🤖 AI Summary
Standard retrieval-augmented generation (RAG) exhibits limited effectiveness on multi-hop reasoning tasks, while existing graph-based RAG approaches rely heavily on large language models (LLMs) to construct knowledge graphs, resulting in high computational overhead and error propagation. To address these limitations, this work proposes TIGRAG, a novel framework that eliminates the need for LLMs by constructing a token co-occurrence knowledge graph via sliding-window statistics. TIGRAG integrates graph-based semantic expansion, neural re-ranking, and a bridge-entity-driven iterative retrieval strategy to efficiently expand queries and retrieve multi-hop evidence during inference. Evaluated on three multi-hop question answering benchmarks, TIGRAG significantly outperforms dense retrieval and state-of-the-art graph RAG methods while substantially reducing indexing time, inference latency, and prompt length.
📝 Abstract
Retrieval-Augmented Generation (RAG) mitigates hallucinations in Large Language Models (LLMs) by grounding the generation process on external knowledge. However, standard RAG approaches struggle with multi-hop reasoning.

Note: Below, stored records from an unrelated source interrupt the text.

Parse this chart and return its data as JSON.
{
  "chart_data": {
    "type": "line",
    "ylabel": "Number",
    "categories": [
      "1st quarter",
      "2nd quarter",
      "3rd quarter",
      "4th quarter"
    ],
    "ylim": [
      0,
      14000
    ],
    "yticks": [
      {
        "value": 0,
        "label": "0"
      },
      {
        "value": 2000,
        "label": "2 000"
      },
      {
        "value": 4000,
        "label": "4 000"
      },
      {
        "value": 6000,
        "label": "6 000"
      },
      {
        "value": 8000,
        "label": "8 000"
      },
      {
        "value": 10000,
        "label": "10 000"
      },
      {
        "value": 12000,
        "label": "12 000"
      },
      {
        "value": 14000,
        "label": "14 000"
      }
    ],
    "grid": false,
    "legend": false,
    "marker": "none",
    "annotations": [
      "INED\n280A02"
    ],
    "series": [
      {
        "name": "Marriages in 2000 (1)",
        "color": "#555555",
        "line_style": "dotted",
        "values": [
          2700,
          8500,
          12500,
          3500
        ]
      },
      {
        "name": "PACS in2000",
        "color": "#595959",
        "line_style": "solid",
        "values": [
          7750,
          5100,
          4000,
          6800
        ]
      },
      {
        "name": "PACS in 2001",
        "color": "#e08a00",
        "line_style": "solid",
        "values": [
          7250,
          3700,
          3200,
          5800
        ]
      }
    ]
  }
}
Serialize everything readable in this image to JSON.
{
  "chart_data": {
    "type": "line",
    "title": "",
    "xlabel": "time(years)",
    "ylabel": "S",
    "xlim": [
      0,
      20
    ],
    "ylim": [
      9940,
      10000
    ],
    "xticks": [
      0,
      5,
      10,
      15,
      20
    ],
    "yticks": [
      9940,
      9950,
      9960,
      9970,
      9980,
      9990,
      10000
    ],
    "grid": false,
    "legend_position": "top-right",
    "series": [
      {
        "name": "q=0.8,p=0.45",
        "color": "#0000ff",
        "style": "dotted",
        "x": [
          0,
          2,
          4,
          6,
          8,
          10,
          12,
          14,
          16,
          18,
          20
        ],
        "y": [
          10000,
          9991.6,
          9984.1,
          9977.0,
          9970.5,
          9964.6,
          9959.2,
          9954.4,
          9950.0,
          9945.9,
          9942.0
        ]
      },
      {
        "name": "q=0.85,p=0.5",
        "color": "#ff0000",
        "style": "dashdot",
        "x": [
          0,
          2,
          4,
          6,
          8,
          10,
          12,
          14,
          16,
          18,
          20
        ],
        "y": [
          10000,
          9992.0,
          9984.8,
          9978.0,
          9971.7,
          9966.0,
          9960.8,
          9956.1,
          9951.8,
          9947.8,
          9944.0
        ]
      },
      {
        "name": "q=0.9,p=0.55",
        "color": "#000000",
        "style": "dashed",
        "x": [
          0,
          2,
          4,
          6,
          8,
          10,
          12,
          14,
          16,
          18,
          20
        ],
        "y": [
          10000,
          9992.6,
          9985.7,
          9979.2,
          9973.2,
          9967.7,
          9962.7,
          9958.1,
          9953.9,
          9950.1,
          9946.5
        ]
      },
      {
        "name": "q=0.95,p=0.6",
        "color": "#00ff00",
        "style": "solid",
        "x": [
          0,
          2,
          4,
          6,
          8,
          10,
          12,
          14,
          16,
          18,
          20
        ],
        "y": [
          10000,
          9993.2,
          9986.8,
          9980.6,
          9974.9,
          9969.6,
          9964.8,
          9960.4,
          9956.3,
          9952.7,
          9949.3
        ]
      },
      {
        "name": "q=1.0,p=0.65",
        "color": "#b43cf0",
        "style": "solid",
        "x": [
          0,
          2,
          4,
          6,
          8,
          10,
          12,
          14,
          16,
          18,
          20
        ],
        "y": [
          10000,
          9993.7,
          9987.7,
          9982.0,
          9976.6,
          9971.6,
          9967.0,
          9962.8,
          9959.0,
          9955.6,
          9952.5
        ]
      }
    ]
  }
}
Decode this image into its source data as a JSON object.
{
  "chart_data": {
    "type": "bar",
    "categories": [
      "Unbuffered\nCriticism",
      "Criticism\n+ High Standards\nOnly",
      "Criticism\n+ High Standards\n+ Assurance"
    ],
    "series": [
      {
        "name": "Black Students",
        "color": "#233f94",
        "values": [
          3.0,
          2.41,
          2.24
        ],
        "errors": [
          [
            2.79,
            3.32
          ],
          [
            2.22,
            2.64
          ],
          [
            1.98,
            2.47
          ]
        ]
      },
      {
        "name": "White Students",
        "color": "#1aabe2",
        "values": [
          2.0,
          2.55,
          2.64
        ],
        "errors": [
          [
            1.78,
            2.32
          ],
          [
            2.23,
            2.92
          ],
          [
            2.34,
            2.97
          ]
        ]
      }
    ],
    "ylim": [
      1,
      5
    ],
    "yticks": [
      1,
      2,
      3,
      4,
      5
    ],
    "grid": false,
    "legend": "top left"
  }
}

While recent graph-based RAG methods improve the retrieval of interconnected chunks, they often rely on computationally expensive and error-prone LLM-based extraction pipelines. To address these issues, we propose TIGRAG (Token-Induced GraphRAG), an efficient graph-augmented RAG framework based on a token co-occurrence Knowledge Graph. TIGRAG directly models topological relationships between tokens using sliding-window co-occurrence statistics, thus enabling scalable graph construction. During inference, it combines graph-based semantic expansion and neural reranking to retrieve interconnected evidence for multi-hop reasoning. Specifically, it introduces an iterative entity-driven retrieval strategy that progressively expands the query using bridging entities extracted from previously retrieved contexts. We evaluated TIGRAG on three widely adopted multi-hop Question Answering (QA) benchmarks. Experimental results demonstrated that our framework consistently outperforms dense retrieval and graph-based RAG methods in both retrieval and downstream QA tasks, while substantially reducing indexing time, inference latency, and prompt footprint.